The wireless industry had only just begun to discuss the idea of purchase leaseback arrangements last year when SpectraSite Communications Inc. forged the first such deal.
The company in August 1998 agreed to buy 47 towers from personal communications services carrier Airadigm Communications Inc. and build 125 additional towers for the carrier. Just six months later, the company announced it would buy Nextel Communications Inc.’s inventory of 2,000 towers in perhaps the most anticipated tower sale in the industry’s short history.
SpectraSite was founded in 1997 to take advantage of the emerging build-to-suit industry and was on its way to building a tower portfolio entirely from new builds when carriers last year began to examine the idea of selling their towers to management companies, said Stephen Clark, chief executive officer and founder of the company.
“By the end of 1998, if you believed that you had the organizational and financial resources to do the consolidation play, being just a build-to-suit supplier didn’t seem to make a lot of sense,” said Clark. “We certainly made a conscious decision in the fall of 1998 to change our business model from being predominantly a build-to-suit supplier to that of becoming a significant consolidator in the industry.”
In an industry where tower companies often are ranked by the raw number of towers they own, SpectraSite has a different focus. Clark said SpectraSite’s goal is to acquire large clusters of towers in the 100 largest metropolitan markets. Owning a large portfolio or a minimum number of towers is not as important, he said.
“Our view of collocation opportunities is that the greatest total number of subscribers and the greatest growth in minutes of use will always occur in urban areas first,” said Clark. “And to that end, I’m much more interested in owning clusters of towers in one of the top metropolitan markets than I am in, for example, the rural South.
“The goal we have is to have towers that have very high financial returns associated with them or asset returns, which is probably not consistent with simply owning the largest number of towers,” he said.
Clark said the company also has specific goals about making the collocation process simple and speedy for customers.
SpectraSite still has markets where it would like to add to its portfolio of 2,400 towers, and it likely will achieve that through transactions involving smaller numbers of towers, said Clark.
On the whole, Clark said he expects the industry will continue to consolidate.
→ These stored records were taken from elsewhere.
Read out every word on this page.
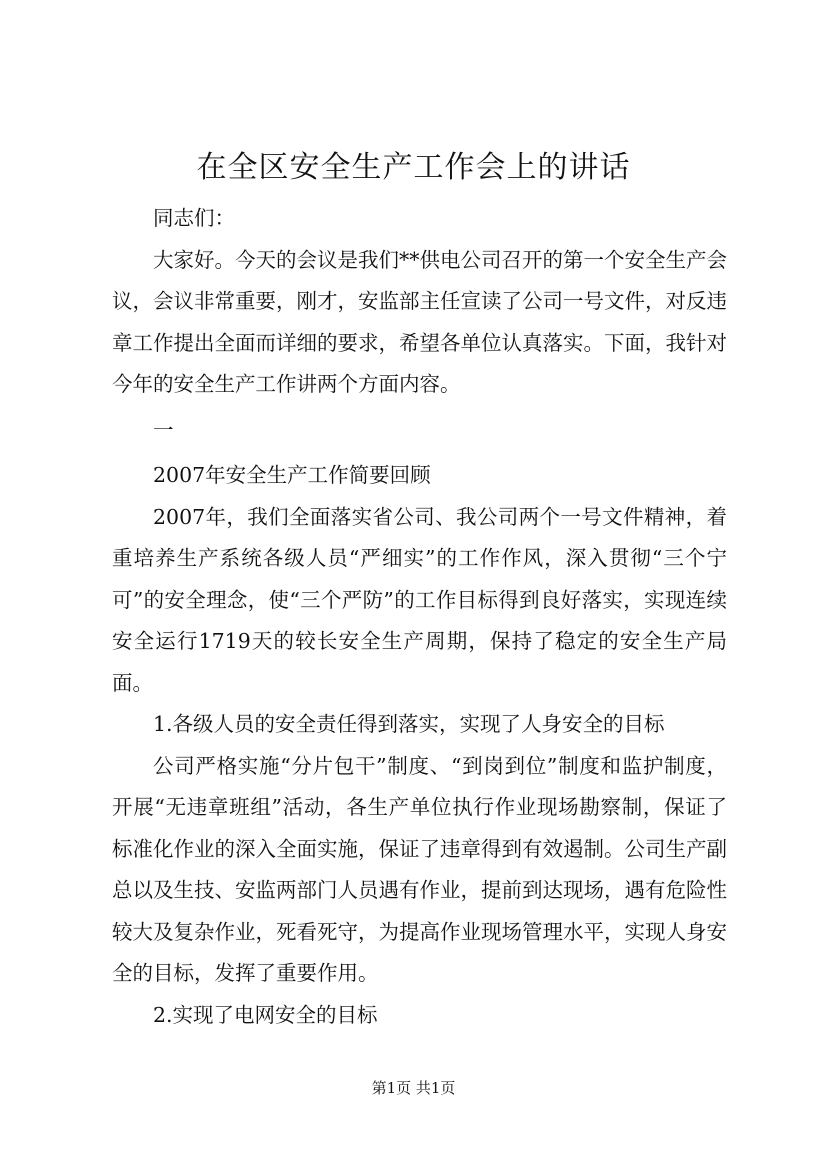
在全区安全生产工作会上的讲话

同志们：

大家好。今天的会议是我们**供电公司召开的第一个安全生产会议，会议非常重要，刚才，安监部主任宣读了公司一号文件，对反违章工作提出全面而详细的要求，希望各单位认真落实。下面，我针对今年的安全生产工作讲两个方面内容。

一

2007年安全生产工作简要回顾

2007年，我们全面落实省公司、我公司两个一号文件精神，着重培养生产系统各级人员“严细实”的工作作风，深入贯彻“三个宁可”的安全理念，使“三个严防”的工作目标得到良好落实，实现连续安全运行1719天的较长安全生产周期，保持了稳定的安全生产局面。

1.各级人员的安全责任得到落实，实现了人身安全的目标

公司严格实施“分片包干”制度、“到岗到位”制度和监护制度，开展“无违章班组”活动，各生产单位执行作业现场勘察制，保证了标准化作业的深入全面实施，保证了违章得到有效遏制。公司生产副总以及生技、安监两部门人员遇有作业，提前到达现场，遇有危险性较大及复杂作业，死看死守，为提高作业现场管理水平，实现人身安全的目标，发挥了重要作用。

2.实现了电网安全的目标

第1页 共1页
“We certainly believe that the consolidation activity will continue,” he said. “I think most people believe that within the next one to two years, there will continue to be significant consolidation both among consolidators and with additional carrier portfolios coming to the market.
“I don’t have a crystal ball that tells me who will or won’t sell their towers, but I think a lot of those decisions are made by Wall Street and not by boardrooms,” he said. “I think the greatest likelihood and the safer bet is that over the next few years most large carrier portfolios will be sold, and I think similarly the safest bet is that many of the second- and third-tier tower companies will be rolled up and consolidated into one of the handful of large companies.”
With that consolidation comes challenges, said Clark.
“The acquisition of towers-be they large numbers of towers in a single carrier transaction, or large numbers of smaller transactions-is in and of itself a financial transaction, but the successful operation of the business, specifically with respect to being able to efficiently bring collocators onto your tower portfolio, is an operational and execution play,” said Clark.
Tower companies, he said, will not only have to focus on integrating the portfolios they have acquired, but also learn how to ease collocation and understand how to offer value-added services that are meaningful to carriers.
“Much of the focus in 1999 from Wall Street, from the industry and certainly from the media has been a focus on the latest deal, and deal making is very different from execution and operation,” said Clark. “Just because you have the wherewithal to go buy a big bunch of towers does not necessarily mean you’re going to be a successful operator of that portfolio.
“I think the focus really needs to be-and I think it will naturally become-less on total tower count and less on how many deals you’ve done and much more on execution and operation, and I think that’s healthy for the industry.”